On Thu, 14 Nov 2013 02:37:20 -0800 (PST)
Gabby Romano <omerik...@gmail.com> wrote:

[...]
> regarding a change+rename you mentioned - if you declare you are
> looking for 100% in the similarity index + the rename flag from git -
> so we are covered, as you said.

Really?  Not so fast, please. ;-)

Looking for R100 markers or passing -M100 to `git diff`/`git log`
means you're looking for files which were just renamed, with their
contents unchanged.  But what if I change a single letter in a file
*and* rename it in the same commit?  Its similarity index will be close
to 100%, but still lower, and so this rename will pass undetected.

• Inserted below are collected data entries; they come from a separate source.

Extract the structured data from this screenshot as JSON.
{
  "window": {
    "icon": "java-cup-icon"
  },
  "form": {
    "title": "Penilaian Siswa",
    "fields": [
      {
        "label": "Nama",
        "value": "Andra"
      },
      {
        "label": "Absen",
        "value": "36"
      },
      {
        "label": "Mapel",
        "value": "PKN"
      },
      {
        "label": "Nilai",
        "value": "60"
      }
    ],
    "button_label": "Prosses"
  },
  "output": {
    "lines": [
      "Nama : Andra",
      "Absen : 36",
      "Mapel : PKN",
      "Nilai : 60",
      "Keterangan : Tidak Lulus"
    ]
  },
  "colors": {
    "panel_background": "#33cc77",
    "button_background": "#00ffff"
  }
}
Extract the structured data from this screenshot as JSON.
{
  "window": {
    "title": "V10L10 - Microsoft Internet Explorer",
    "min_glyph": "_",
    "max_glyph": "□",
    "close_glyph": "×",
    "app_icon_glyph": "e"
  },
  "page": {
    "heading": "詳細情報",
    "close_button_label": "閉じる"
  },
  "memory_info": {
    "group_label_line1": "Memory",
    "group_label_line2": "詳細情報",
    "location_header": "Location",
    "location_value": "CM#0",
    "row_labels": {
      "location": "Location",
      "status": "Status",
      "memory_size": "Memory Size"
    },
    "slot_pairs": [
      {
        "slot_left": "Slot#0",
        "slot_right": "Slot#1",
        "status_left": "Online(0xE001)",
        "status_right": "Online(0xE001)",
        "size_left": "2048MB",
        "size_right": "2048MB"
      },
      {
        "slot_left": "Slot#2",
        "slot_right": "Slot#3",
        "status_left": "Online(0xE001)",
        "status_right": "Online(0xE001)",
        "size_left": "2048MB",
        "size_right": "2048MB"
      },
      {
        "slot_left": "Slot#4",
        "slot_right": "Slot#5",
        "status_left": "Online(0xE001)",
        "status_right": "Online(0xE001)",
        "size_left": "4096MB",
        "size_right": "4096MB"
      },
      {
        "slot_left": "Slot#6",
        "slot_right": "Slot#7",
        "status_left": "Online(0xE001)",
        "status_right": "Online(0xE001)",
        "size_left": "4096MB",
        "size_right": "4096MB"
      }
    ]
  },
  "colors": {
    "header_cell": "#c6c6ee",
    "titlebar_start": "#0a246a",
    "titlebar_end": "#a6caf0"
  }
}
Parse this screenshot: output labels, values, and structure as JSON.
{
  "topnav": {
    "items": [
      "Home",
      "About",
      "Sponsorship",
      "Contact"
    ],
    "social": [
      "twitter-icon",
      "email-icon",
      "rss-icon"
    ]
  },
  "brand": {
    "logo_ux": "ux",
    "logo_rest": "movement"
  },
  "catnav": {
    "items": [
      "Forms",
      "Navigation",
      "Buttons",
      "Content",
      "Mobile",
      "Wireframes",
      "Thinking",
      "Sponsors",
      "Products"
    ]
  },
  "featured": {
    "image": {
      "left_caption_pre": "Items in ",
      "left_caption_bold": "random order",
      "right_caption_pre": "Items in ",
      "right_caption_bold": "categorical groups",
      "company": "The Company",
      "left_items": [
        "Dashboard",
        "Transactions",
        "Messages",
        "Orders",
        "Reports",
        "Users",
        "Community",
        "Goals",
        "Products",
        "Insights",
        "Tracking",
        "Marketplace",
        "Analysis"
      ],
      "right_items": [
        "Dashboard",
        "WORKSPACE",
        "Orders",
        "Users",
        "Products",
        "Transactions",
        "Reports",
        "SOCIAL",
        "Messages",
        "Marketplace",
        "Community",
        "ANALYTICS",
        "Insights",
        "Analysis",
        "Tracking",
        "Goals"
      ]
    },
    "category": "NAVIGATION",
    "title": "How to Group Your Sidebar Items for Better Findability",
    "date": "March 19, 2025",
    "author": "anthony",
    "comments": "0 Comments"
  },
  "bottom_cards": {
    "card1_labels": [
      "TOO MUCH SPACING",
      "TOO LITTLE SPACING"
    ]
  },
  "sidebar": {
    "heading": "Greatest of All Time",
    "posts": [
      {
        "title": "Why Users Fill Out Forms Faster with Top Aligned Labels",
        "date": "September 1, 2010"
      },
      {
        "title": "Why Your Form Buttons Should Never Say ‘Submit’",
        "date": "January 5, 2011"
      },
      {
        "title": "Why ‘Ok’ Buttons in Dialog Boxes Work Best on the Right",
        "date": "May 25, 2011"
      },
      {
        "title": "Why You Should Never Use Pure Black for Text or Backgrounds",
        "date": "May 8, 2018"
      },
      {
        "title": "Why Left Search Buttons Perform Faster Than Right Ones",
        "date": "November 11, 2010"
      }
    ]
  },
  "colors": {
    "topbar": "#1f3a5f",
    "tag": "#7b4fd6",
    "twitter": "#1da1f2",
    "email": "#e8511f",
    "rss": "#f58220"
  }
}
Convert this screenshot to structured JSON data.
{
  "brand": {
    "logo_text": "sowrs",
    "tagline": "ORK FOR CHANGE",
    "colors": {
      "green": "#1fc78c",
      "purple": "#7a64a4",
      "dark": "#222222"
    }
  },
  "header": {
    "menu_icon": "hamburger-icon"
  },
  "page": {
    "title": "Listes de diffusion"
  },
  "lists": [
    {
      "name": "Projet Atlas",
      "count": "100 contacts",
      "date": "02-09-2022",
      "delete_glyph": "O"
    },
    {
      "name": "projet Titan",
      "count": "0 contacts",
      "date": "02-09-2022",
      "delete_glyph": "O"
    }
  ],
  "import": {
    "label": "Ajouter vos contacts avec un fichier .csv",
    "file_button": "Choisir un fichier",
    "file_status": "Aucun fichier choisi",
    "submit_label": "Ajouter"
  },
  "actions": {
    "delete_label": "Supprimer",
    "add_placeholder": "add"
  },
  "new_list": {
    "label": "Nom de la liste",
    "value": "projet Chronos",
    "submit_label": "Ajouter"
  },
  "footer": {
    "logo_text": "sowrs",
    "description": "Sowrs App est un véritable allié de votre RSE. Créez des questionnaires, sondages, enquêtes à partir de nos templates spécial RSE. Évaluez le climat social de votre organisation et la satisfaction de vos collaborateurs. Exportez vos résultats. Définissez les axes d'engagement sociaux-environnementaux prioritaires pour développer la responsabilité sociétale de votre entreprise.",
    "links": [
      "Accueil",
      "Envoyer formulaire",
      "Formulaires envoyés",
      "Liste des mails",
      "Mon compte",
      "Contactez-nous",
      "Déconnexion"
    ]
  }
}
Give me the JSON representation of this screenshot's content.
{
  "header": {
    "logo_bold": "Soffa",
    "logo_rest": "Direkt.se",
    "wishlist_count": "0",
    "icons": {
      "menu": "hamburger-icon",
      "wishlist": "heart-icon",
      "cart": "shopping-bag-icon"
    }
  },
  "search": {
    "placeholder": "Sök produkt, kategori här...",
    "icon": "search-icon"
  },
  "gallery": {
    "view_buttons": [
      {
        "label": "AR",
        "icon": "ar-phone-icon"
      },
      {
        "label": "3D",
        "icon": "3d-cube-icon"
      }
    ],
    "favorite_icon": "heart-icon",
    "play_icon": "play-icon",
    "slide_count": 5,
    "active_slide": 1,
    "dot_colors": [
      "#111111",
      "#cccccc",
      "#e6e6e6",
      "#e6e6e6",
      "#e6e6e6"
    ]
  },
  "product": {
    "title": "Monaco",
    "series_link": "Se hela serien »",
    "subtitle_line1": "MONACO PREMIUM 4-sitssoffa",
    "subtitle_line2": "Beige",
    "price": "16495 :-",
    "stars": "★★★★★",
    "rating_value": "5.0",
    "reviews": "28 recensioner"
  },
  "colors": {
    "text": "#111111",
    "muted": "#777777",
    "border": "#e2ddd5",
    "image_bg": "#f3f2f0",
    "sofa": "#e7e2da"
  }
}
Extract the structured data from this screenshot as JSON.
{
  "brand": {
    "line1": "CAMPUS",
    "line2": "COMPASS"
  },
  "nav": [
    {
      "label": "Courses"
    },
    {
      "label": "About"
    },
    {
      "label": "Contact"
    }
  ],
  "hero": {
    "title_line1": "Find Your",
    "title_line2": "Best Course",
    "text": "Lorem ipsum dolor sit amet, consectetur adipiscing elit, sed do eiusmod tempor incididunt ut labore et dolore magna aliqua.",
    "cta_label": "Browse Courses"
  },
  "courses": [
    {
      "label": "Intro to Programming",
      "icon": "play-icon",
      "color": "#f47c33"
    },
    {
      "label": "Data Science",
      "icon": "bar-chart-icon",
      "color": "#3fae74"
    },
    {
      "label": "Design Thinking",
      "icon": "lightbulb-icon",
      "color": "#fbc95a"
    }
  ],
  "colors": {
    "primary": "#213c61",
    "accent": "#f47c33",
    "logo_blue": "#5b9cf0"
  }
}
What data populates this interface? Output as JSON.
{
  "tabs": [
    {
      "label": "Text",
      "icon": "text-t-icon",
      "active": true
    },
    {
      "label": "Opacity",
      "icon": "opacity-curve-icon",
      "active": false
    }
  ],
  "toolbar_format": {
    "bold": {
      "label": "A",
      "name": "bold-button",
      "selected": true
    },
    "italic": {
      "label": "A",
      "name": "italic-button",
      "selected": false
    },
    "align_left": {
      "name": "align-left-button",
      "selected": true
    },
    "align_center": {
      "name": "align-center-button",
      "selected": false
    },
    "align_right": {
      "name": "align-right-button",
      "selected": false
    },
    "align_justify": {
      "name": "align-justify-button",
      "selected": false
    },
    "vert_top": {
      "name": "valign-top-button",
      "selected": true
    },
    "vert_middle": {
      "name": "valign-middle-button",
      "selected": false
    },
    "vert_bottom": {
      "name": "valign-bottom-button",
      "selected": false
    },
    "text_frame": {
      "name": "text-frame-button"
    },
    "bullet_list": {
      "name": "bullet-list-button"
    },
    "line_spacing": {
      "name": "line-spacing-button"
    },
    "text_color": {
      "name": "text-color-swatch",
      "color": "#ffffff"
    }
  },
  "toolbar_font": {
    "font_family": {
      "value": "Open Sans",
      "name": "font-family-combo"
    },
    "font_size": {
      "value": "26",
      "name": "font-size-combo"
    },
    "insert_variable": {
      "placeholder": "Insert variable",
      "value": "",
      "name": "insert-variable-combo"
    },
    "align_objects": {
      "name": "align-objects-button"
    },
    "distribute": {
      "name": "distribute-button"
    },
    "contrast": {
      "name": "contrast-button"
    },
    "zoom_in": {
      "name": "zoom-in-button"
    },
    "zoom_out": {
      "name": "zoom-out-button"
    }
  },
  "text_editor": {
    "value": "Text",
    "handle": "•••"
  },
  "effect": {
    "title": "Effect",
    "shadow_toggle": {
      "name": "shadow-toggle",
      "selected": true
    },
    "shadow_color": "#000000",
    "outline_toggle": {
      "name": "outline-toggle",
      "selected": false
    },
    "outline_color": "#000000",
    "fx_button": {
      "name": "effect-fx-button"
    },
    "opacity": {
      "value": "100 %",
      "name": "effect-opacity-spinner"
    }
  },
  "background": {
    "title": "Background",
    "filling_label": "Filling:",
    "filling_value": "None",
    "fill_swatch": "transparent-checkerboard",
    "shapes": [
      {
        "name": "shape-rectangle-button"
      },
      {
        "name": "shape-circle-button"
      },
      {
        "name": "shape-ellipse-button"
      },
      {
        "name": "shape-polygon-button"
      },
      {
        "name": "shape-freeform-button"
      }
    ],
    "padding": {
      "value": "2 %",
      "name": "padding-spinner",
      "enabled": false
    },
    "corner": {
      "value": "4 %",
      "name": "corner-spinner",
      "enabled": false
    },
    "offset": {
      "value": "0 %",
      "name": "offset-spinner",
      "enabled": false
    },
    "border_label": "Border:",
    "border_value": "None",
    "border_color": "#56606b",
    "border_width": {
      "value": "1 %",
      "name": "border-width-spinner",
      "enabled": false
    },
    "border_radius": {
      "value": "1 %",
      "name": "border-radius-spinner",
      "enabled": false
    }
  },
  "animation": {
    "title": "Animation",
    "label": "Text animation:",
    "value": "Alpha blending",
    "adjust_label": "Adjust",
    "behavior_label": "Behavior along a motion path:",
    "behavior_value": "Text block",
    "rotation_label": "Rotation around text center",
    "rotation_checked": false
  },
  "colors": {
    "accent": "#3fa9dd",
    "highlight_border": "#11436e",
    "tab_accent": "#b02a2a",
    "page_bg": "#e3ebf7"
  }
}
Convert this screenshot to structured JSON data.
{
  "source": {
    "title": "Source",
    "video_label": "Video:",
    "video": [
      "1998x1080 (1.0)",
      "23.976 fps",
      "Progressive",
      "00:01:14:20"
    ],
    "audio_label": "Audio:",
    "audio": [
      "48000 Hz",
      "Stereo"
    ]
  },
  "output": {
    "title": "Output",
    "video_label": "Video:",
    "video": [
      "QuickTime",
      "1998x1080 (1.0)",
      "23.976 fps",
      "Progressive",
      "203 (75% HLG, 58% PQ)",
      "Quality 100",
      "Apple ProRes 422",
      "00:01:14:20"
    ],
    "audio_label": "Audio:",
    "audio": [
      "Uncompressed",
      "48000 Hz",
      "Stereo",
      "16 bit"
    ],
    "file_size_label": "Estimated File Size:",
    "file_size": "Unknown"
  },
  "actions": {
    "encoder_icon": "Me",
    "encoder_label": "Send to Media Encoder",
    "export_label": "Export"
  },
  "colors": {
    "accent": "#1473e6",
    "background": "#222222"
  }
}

I meant to underline (but seems like I failed at it) that what
constitutes a rename is a rather philosophical question in Git as
merely *using* `git mv` does not *record* a rename using some imaginary
metadata (as could be the case in other VCSes).

Look at it this way: while comparing two commits Git sees two identical
blobs with their filesystem names changed -- okay, that's surely a
rename.  Now it sees two blobs with similarity index of, say, 50% and
different names -- is this a rename?  That could be just a file split
into two (or three or more) other files or parts of the code contained
in the original file moved to other existing files.  Since no explicit
renames are recorded, Git does not know by itself what it really is.

I would recommend to thoroughly read this post [1] to really
understand the Git's approach to this and its implications.

So *to me,* using -M100 may pass certain renames undetected.
I would possibly use something like 80%...  I don't know.  You decide.